It may be said that petitioners make no reply to this contention of respondents, and we must conclude that they have no reply to make.

The writ is discharged.

Chipman, P. J., and Hart, J., concurred.

[Civ. No. 2478. Second Appellate District.-October 26, 1917.] JOHN C. CLINE, Sheriff, etc., Petitioner, v. SUPERIOR COURT, etc., et al., Respondents.

WRIT OF REVIEW-REMEDY BY APPEAL.-The writ of review does not lie when the petitioner has a right of appeal from the order which he seeks to have reviewed.

ID. EXECUTION-SALE OF PROPERTY WITHOUT INDEMNITY BOND-ORDER UPON SHOW CAUSE PROCEEDINGS - REMEDY BY APPEAL. - Where a sheriff refuses to make a sale of property under execution until furnished with an indemnity bond by reason of the service upon him of a written claim under section 689 of the Code of Civil Procedure, and he is thereafter ordered upon show cause proceedings to make the sale without the bond, his remedy is by appeal from the order, and not by writ of review, the order having, as to him, the effect of a judgment.

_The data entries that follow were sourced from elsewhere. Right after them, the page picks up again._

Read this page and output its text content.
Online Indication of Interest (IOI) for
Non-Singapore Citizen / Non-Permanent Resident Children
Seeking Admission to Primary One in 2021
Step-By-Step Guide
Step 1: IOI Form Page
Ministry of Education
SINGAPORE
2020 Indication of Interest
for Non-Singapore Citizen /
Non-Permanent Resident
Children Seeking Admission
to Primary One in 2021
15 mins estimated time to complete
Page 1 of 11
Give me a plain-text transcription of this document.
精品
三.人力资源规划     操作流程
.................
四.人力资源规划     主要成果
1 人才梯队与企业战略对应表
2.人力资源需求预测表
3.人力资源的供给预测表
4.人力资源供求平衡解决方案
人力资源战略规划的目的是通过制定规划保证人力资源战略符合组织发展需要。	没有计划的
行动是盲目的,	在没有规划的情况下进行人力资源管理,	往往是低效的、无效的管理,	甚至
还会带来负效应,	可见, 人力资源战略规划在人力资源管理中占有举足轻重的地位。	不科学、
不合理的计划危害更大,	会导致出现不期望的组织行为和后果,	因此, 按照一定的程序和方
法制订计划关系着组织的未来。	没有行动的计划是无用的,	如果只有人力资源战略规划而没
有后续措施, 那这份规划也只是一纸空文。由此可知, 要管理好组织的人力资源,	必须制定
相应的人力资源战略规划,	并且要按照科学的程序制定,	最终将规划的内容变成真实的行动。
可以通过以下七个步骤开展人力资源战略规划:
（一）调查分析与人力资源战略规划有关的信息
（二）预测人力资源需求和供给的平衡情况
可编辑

APPLICATION for a Writ of Review originally made to the District Court of Appeal for the Second Appellate District to annul an order of sale of property under writ of execution.

The facts are stated in the opinion of the court.

Loewenthal, Loeb & Walker, for Petitioner.

A. W. Ashburn, for Respondents.

CONREY, P. J.-In this proceeding a writ of review has been issued whereby the petitioner seeks to obtain judgment annulling an order made by the superior court of Los Angeles County. In an action wherein one E. O. Lenox was plaintiff, judgment was entered against several defen lants, one of whom was Max Goldschmidt. A writ of execution upon that

judgment was duly issued and placed in the hands of the petitioner as sheriff of Los Angeles County. Pursuant to instructions in writing by the attorney of Lenox, the sheriff levied upon all the right, title, and interest of Max Goldschmidt in and to certain personal property described as property of Goldschmidt Brothers, it being claimed by Lenox that Max Goldschmidt was a partner in that firm. After the levy had been made, one Herman Goldschmidt served upon the sheriff a written claim, verified by his oath and made out in accordance with the provisions of section 689 of the Code of Civil Procedure, claiming as his property the said property levied upon by the sheriff and setting out the right of said Herman Goldschmidt to the possession thereof. Thereupon the sheriff informed the plaintiff's attorney that he would not make sale of the property unless the plaintiff would deliver to the sheriff a bond in the sum of three hundred thousand dollars to indemnify the sheriff against such third party claim. The plaintiff declined to furnish the indemnity bond and the sheriff refused to proceed further in the matter without indemnity. Thereupon Lenox, by his attorney, filed in said action an affidavit which stated the foregoing facts and the circumstances in full detail, and asked that the court order the sheriff to advertise for sale and sell the interest of Max Goldschmidt in said property without requiring the delivery of any bond by the plaintiff. An order to show cause was issued and served upon the sheriff, and a hearing was had before the court upon the above-mentioned affidavit and counter-affidavits. The court determined the matter against the sheriff, granted the motion of Lenox, and ordered the sheriff "to sell the interest in the partnership property without requiring bond." The principal facts are not only stated in the petition, but are admitted by the return filed herein. Together with its return, respondent court demurred to the petition, and has moved the court for an order dismissing this proceeding upon several grounds, of which one is that the petitioner has a right of appeal from said order of the superior court.

The writ of review does not lie when the petitioner has a right of appeal from the order which he seeks to have reviewed. (Code Civ. Proc., sec. 1068; Stoddard v. Superior Court, 108 Cal. 303, [41 Pac. 278].).